By: Mario Blandini
Nearly a century ago, cars overtook horses on city streets. In response, road networks evolved to better serve changing traffic types. Today, a similar disruption is happening in data networks, where new devices utilizing the network are more likely to connect wirelessly. From sensors to surveillance cameras to the devices employees and visitors bring with them to a building’s wired network, wireless is the fastest growing edge of any network.
The practice of network planning and design involves an ongoing and iterative process, where evolution is built in. One of the most important considerations in network design is forecasting data growth, which has historically been more of an art than a science. One corollary to Parkinson’s law is the observation that data expands to fill the space available to it. Digital consumption over wireless is expanding to fill available bandwidth in two dimensions. The first is the number of devices accessing the network and the second is the amount of data each device requires to satisfy the user.
Members of Generation X—as well as older professionals—can remember a simpler time when networks were designed almost exclusively to move data east-west between devices within the building or campus. The 10base5 and 10base2 technologies that served this traffic well have become obsolete in favor of new technologies that can accommodate higher bandwidth. Anyone reading this certainly understands from experience the complexity and cost associated with required cabling upgrades to deliver more bandwidth.
Fiber cabling infrastructure does not eliminate this consideration altogether. Its capacity to carry bandwidth, however, gives it a much longer usable lifespan compared to copper cabling. And it offers more longevity: new electronics can be connected to existing fiber in a building when evolving a wired network, in comparison to the forced upgrades for both network electronics and cabling when seeking the advantages of new generations of increased bandwidth. While there will certainly be a time when OS1 fiber will need to be replaced, it will likely happen long after Cat7 cable.
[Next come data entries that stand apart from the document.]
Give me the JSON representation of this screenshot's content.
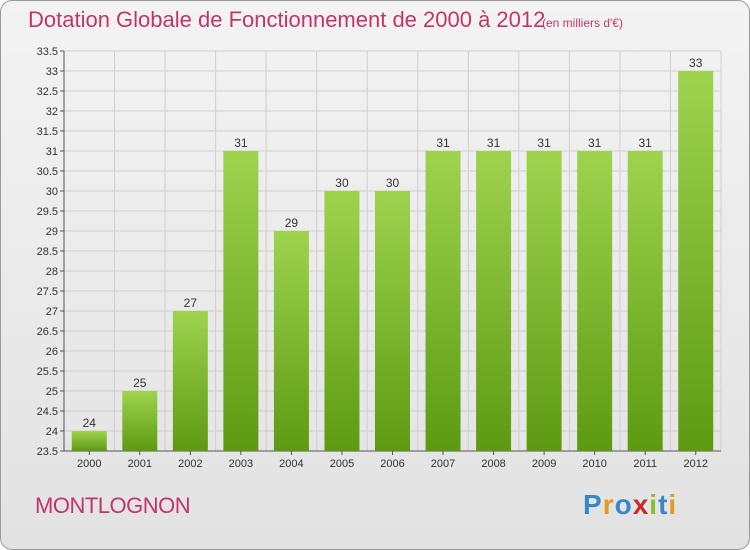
{
  "header": {
    "title": "Dotation Globale de Fonctionnement de 2000 à 2012",
    "unit": "(en milliers d'€)"
  },
  "footer": {
    "commune": "MONTLOGNON",
    "logo_text": "Proxiti",
    "logo_letter_colors": [
      "#3a87c6",
      "#e39a1f",
      "#3a87c6",
      "#cc2a2a",
      "#8bbb2e",
      "#3a87c6",
      "#e39a1f"
    ]
  },
  "colors": {
    "bar_top": "#9ed34e",
    "bar_bottom": "#5d9a12",
    "grid": "#cfcfcf",
    "title": "#c1366a"
  },
  "chart_data": {
    "type": "bar",
    "title": "Dotation Globale de Fonctionnement de 2000 à 2012",
    "subtitle": "(en milliers d'€)",
    "xlabel": "",
    "ylabel": "",
    "categories": [
      "2000",
      "2001",
      "2002",
      "2003",
      "2004",
      "2005",
      "2006",
      "2007",
      "2008",
      "2009",
      "2010",
      "2011",
      "2012"
    ],
    "values": [
      24,
      25,
      27,
      31,
      29,
      30,
      30,
      31,
      31,
      31,
      31,
      31,
      33
    ],
    "data_labels": [
      "24",
      "25",
      "27",
      "31",
      "29",
      "30",
      "30",
      "31",
      "31",
      "31",
      "31",
      "31",
      "33"
    ],
    "ylim": [
      23.5,
      33.5
    ],
    "yticks": [
      23.5,
      24,
      24.5,
      25,
      25.5,
      26,
      26.5,
      27,
      27.5,
      28,
      28.5,
      29,
      29.5,
      30,
      30.5,
      31,
      31.5,
      32,
      32.5,
      33,
      33.5
    ],
    "ytick_labels": [
      "23.5",
      "24",
      "24.5",
      "25",
      "25.5",
      "26",
      "26.5",
      "27",
      "27.5",
      "28",
      "28.5",
      "29",
      "29.5",
      "30",
      "30.5",
      "31",
      "31.5",
      "32",
      "32.5",
      "33",
      "33.5"
    ],
    "grid": true,
    "legend": "none"
  }
}
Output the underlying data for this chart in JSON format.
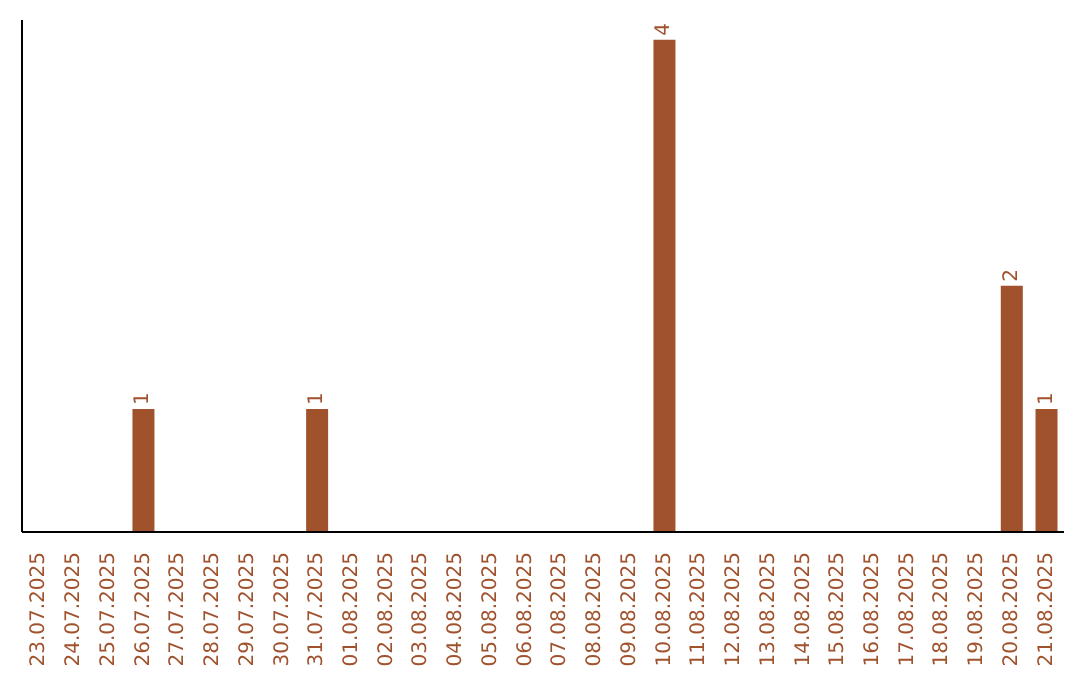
{
  "chart_data": {
    "type": "bar",
    "categories": [
      "23.07.2025",
      "24.07.2025",
      "25.07.2025",
      "26.07.2025",
      "27.07.2025",
      "28.07.2025",
      "29.07.2025",
      "30.07.2025",
      "31.07.2025",
      "01.08.2025",
      "02.08.2025",
      "03.08.2025",
      "04.08.2025",
      "05.08.2025",
      "06.08.2025",
      "07.08.2025",
      "08.08.2025",
      "09.08.2025",
      "10.08.2025",
      "11.08.2025",
      "12.08.2025",
      "13.08.2025",
      "14.08.2025",
      "15.08.2025",
      "16.08.2025",
      "17.08.2025",
      "18.08.2025",
      "19.08.2025",
      "20.08.2025",
      "21.08.2025"
    ],
    "values": [
      0,
      0,
      0,
      1,
      0,
      0,
      0,
      0,
      1,
      0,
      0,
      0,
      0,
      0,
      0,
      0,
      0,
      0,
      4,
      0,
      0,
      0,
      0,
      0,
      0,
      0,
      0,
      0,
      2,
      1
    ],
    "value_labels": [
      null,
      null,
      null,
      "1",
      null,
      null,
      null,
      null,
      "1",
      null,
      null,
      null,
      null,
      null,
      null,
      null,
      null,
      null,
      "4",
      null,
      null,
      null,
      null,
      null,
      null,
      null,
      null,
      null,
      "2",
      "1"
    ],
    "color": "#a0522d",
    "grid": false,
    "legend": false
  }
}
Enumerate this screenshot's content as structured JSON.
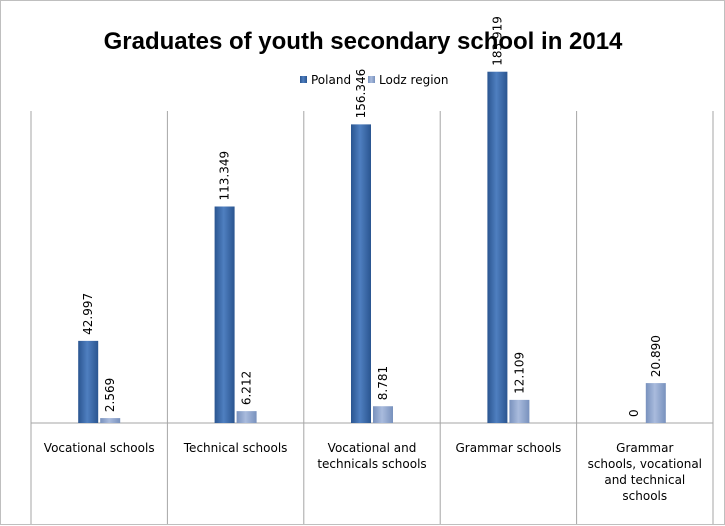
{
  "chart_data": {
    "type": "bar",
    "title": "Graduates of youth secondary school in 2014",
    "xlabel": "",
    "ylabel": "",
    "categories": [
      [
        "Vocational schools"
      ],
      [
        "Technical schools"
      ],
      [
        "Vocational and",
        "technicals schools"
      ],
      [
        "Grammar schools"
      ],
      [
        "Grammar",
        "schools, vocational",
        "and technical",
        "schools"
      ]
    ],
    "series": [
      {
        "name": "Poland",
        "values": [
          42997,
          113349,
          156346,
          183919,
          0
        ],
        "labels": [
          "42.997",
          "113.349",
          "156.346",
          "183.919",
          "0"
        ],
        "color": "#3b6aa3"
      },
      {
        "name": "Lodz region",
        "values": [
          2569,
          6212,
          8781,
          12109,
          20890
        ],
        "labels": [
          "2.569",
          "6.212",
          "8.781",
          "12.109",
          "20.890"
        ],
        "color": "#8aa2cc"
      }
    ],
    "ylim": [
      0,
      200000
    ],
    "grid": false,
    "legend_position": "top"
  }
}
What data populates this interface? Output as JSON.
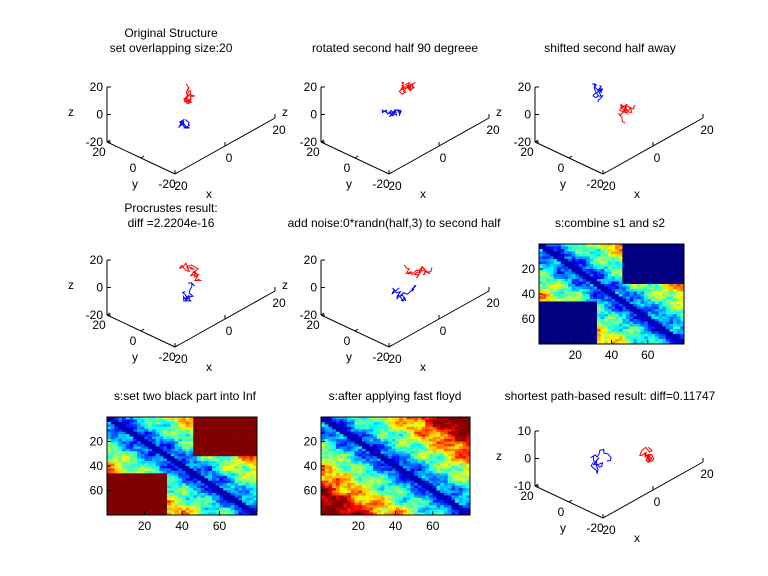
{
  "figure": {
    "panels": [
      {
        "title": "Original Structure\nset overlapping size:20"
      },
      {
        "title": "rotated second half 90 degreee"
      },
      {
        "title": "shifted second half away"
      },
      {
        "title": "Procrustes result:\ndiff =2.2204e-16"
      },
      {
        "title": "add noise:0*randn(half,3) to second half"
      },
      {
        "title": "s:combine s1 and s2"
      },
      {
        "title": "s:set two black part into Inf"
      },
      {
        "title": "s:after applying fast floyd"
      },
      {
        "title": "shortest path-based result: diff=0.11747"
      }
    ]
  },
  "chart_data": [
    {
      "type": "line3d",
      "title": "Original Structure\nset overlapping size:20",
      "xlabel": "x",
      "ylabel": "y",
      "zlabel": "z",
      "xticks": [
        "-20",
        "0",
        "20"
      ],
      "yticks": [
        "-20",
        "0",
        "20"
      ],
      "zticks": [
        "-20",
        "0",
        "20"
      ],
      "xlim": [
        -25,
        25
      ],
      "ylim": [
        -25,
        25
      ],
      "zlim": [
        -20,
        20
      ],
      "series": [
        {
          "name": "",
          "color": "#ff0000"
        },
        {
          "name": "",
          "color": "#0000ff"
        }
      ]
    },
    {
      "type": "line3d",
      "title": "rotated second half 90 degreee",
      "xlabel": "x",
      "ylabel": "y",
      "zlabel": "z",
      "xticks": [
        "-20",
        "0",
        "20"
      ],
      "yticks": [
        "-20",
        "0",
        "20"
      ],
      "zticks": [
        "-20",
        "0",
        "20"
      ],
      "xlim": [
        -25,
        25
      ],
      "ylim": [
        -25,
        25
      ],
      "zlim": [
        -20,
        20
      ],
      "series": [
        {
          "name": "",
          "color": "#ff0000"
        },
        {
          "name": "",
          "color": "#0000ff"
        }
      ]
    },
    {
      "type": "line3d",
      "title": "shifted second half away",
      "xlabel": "x",
      "ylabel": "y",
      "zlabel": "z",
      "xticks": [
        "-20",
        "0",
        "20"
      ],
      "yticks": [
        "-20",
        "0",
        "20"
      ],
      "zticks": [
        "-20",
        "0",
        "20"
      ],
      "xlim": [
        -25,
        25
      ],
      "ylim": [
        -25,
        25
      ],
      "zlim": [
        -20,
        20
      ],
      "series": [
        {
          "name": "",
          "color": "#ff0000"
        },
        {
          "name": "",
          "color": "#0000ff"
        }
      ]
    },
    {
      "type": "line3d",
      "title": "Procrustes result:\ndiff =2.2204e-16",
      "xlabel": "x",
      "ylabel": "y",
      "zlabel": "z",
      "xticks": [
        "-20",
        "0",
        "20"
      ],
      "yticks": [
        "-20",
        "0",
        "20"
      ],
      "zticks": [
        "-20",
        "0",
        "20"
      ],
      "xlim": [
        -25,
        25
      ],
      "ylim": [
        -25,
        25
      ],
      "zlim": [
        -20,
        20
      ],
      "series": [
        {
          "name": "",
          "color": "#ff0000"
        },
        {
          "name": "",
          "color": "#0000ff"
        }
      ]
    },
    {
      "type": "line3d",
      "title": "add noise:0*randn(half,3) to second half",
      "xlabel": "x",
      "ylabel": "y",
      "zlabel": "z",
      "xticks": [
        "-20",
        "0",
        "20"
      ],
      "yticks": [
        "-20",
        "0",
        "20"
      ],
      "zticks": [
        "-20",
        "0",
        "20"
      ],
      "xlim": [
        -25,
        25
      ],
      "ylim": [
        -25,
        25
      ],
      "zlim": [
        -20,
        20
      ],
      "series": [
        {
          "name": "",
          "color": "#ff0000"
        },
        {
          "name": "",
          "color": "#0000ff"
        }
      ]
    },
    {
      "type": "heatmap",
      "title": "s:combine s1 and s2",
      "size": 80,
      "colormap": "jet",
      "xticks": [
        "20",
        "40",
        "60"
      ],
      "yticks": [
        "20",
        "40",
        "60"
      ],
      "block_color": "#000080"
    },
    {
      "type": "heatmap",
      "title": "s:set two black part into Inf",
      "size": 80,
      "colormap": "jet",
      "xticks": [
        "20",
        "40",
        "60"
      ],
      "yticks": [
        "20",
        "40",
        "60"
      ],
      "block_color": "#800000"
    },
    {
      "type": "heatmap",
      "title": "s:after applying fast floyd",
      "size": 80,
      "colormap": "jet",
      "xticks": [
        "20",
        "40",
        "60"
      ],
      "yticks": [
        "20",
        "40",
        "60"
      ],
      "block_color": ""
    },
    {
      "type": "line3d",
      "title": "shortest path-based result: diff=0.11747",
      "xlabel": "x",
      "ylabel": "y",
      "zlabel": "z",
      "xticks": [
        "-20",
        "0",
        "20"
      ],
      "yticks": [
        "-20",
        "0",
        "20"
      ],
      "zticks": [
        "-10",
        "0",
        "10"
      ],
      "xlim": [
        -25,
        25
      ],
      "ylim": [
        -25,
        25
      ],
      "zlim": [
        -10,
        10
      ],
      "series": [
        {
          "name": "",
          "color": "#ff0000"
        },
        {
          "name": "",
          "color": "#0000ff"
        }
      ]
    }
  ]
}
The shift to SaaS and mobile has resulted in traffic being nearly 100 percent north-south in a building, and further north to the Internet outside of the building. The shift of workloads from on-premise datacenters to the cloud have also contributed to this prevailing direction of user traffic on a network. This highlights another advantage of fiber in network design, where a single cable can carry traffic from the network edge to the location of the core, eliminating the need for tiers of switches and reducing the weight and size of cabling.
Passive Optical LAN (POL) is a positive example of technology designed to exceed today’s digital consumption requirements—or at a minimum move the constraint from the edge to the Internet connection of a building. POL has been around for some time, and adoption has accelerated over recent years, though it is still an emerging technology today compared to classic LAN design in buildings. When designing Passive Optical LANs, single mode fiber is the best choice largely based on its cost, which recently has become lower than that of modern copper cabling.